Since former Prime Minister Margaret Thatcher unleashed a wave of privatisations in the 1980s, the London Stock Exchange (LSE) has been a symbol of Britain’s free-market economy.

But the LSE has lost its mojo. The more than 300-year-old bourse is shrinking as companies opt to go public elsewhere, shift their existing listings to the US, and accept deals to be taken private.

London has been suffering from a multiyear drought in initial public offerings.

The UK used to be among the top five venues for IPOs by fundraising volume, but this year fell out of the top 20 as the total capital raised across the first three quarters was the weakest showing in more than 35 years.

The country now lies in 23rd spot in the global ranking.
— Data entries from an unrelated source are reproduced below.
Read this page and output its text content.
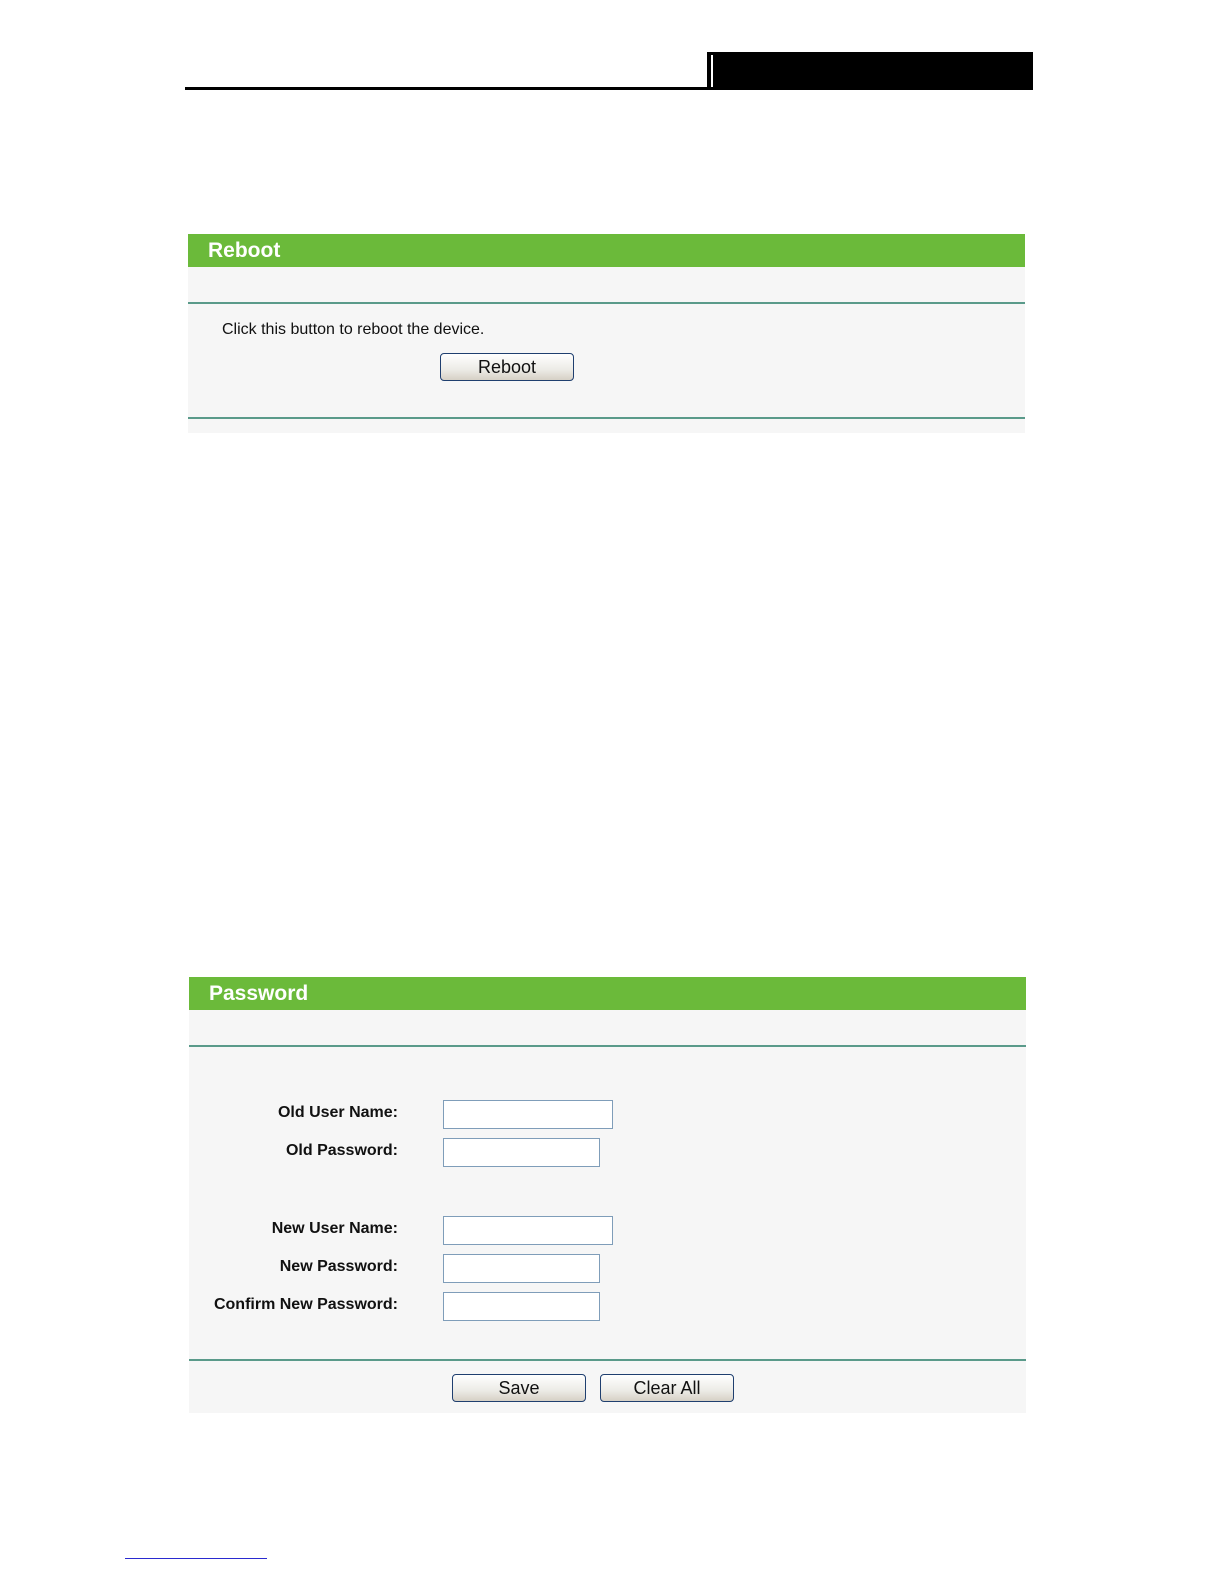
Reboot
Click this button to reboot the device.
Reboot
Password
Old User Name:
Old Password:
New User Name:
New Password:
Confirm New Password:
Save	Clear All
London’s reputation as a listing destination for international companies has suffered as several firms — including building materials provider CRH and online betting group Flutter Entertainment— chose to switch their main share listings to New York.

More defections look to be on the way.

The shareholders of fintech company Wise approved a proposal to shift its primary listing across the Atlantic. It’s one of more than $10bn worth of London-listed firms that have announced or executed plans to move to New York in recent years, Bloomberg calculations show.

Drugmaker AstraZeneca, the most valuable company in the FTSE 100, announced in September that it will replace its American Depositary Receipts – tradeable certificates that mirror the underlying foreign security — with a direct listing on the New York Stock Exchange.

London has missed out on some key new listings, too. E-commerce giant Shein abandoned plans to float in the city after it was unable to secure approval from Chinese regulators. It’s instead shifted its IPO preparations to Hong Kong.

That may take less of a toll on the British psyche than the loss of homegrown technology gem Arm Holdings, whose semiconductor designs underpin almost every mobile phone on the planet.

Arm was listed in London before being taken private by Japan’s SoftBank Group in 2016. Despite lobbying by UK government ministers and an offer to relax listing rules, SoftBank chose to relist Arm in New York and it joined the Nasdaq in 2023.

From January through September, companies listing in London raised just $248mn, according to data compiled by Bloomberg, a 69% plunge from a year earlier. IPO fundraising in the US over that same period amounted to nearly $54bn.

The UK has long struggled to compete with the US market, which is far bigger, more liquid and has a deeper pool of investors.

Listing in the US brings the opportunity of securing a higher valuation and raising more capital.

The LSE, Financial Conduct Authority and UK government have been trying to resuscitate the country’s moribund capital markets. Prime Minister Keir Starmer has pledged to review regulation that’s “needlessly holding back” investment.

The FCA is said to be in early-stage discussions about changing its rules to shorten the process for companies to go public by a week, as part of its efforts to boost London’s appeal as a capital markets hub.

London’s wider problems appear to fit the narrative of a nation whose economy has run into trouble, hit by under-investment and the jolt to trade from Brexit.

While Brexit has played a role in investors shying away from London, the malaise has been decades in the making.

A deeper productivity crisis has pushed Britain’s economic performance into the slow lane in relation to other Group of Seven developed nations, and regulatory changes prompted a slow exodus of domestic capital from UK equities.